Он посмотрел Геннадию в глаза. Геннадий пожал плечами.

- Наверное, нет. Смотря, что там нужно делать? - спросил он нетерпеливо, ожидая подробностей.

Доронин встал, прошелся по каюте раз-другой и остановился перед Геннадием, высокий, лобастый, провел ладонью по голове и неторопливо, почти слово в слово, повторил то, что узнал от Максимова насчет установки автоматической метеостанции и киносъемки.

- Вам все придется выполнять своими силами, - заключил он. - Установить станцию и произвести съемку старта ракеты…

- С моим любительским киноаппаратом может ничего не получиться, - засомневался Геннадий.

- Наивный вы человек! Дадут аппаратуру, какая вам и не снилась… Кроме того, вам будут приданы еще два человека из рядового или старшинского состава. Подумайте сами, кто, на ваш взгляд, необходим. Я доложу адмиралу, он рассмотрит предложение и решит. Имейте в виду, пока никому ни слова… - повторил он.

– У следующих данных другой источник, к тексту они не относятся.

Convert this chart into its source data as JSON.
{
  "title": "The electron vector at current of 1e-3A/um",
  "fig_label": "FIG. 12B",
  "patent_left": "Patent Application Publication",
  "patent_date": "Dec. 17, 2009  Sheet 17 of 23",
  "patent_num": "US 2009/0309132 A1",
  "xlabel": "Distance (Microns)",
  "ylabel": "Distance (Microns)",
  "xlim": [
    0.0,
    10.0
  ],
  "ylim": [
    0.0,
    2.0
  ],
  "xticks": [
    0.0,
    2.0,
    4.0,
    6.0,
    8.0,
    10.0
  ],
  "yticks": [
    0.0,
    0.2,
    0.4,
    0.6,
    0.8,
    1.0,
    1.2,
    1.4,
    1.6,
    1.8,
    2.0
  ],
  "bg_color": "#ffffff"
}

Геннадий вышел из каюты и направился в штурманскую рубку. Появилась масса вопросов, и прежде всего хотелось понять: почему решили ему дать такое поручение? Ведь есть на корабле другие офицеры, более заслуженные, опытные? А кого же взять с собой? Пчелка бы подошел!… Только разве его отпустят? Впрочем, имеется же у него помощник, дублер. А вторым надо конечно же взять Голубева!… Есть у него какая-то отягощенность в характере, в поступках, в мыслях. Но в то же время верный, преданный паренек.

15

На улицах появились афиши. Впервые в бухту Энскую приезжал симфонический оркестр Ленинградской областной филармонии. Обычно концерты устраивались в Мурманске, Североморске. А жители далеких баз довольствовались телевизионными передачами.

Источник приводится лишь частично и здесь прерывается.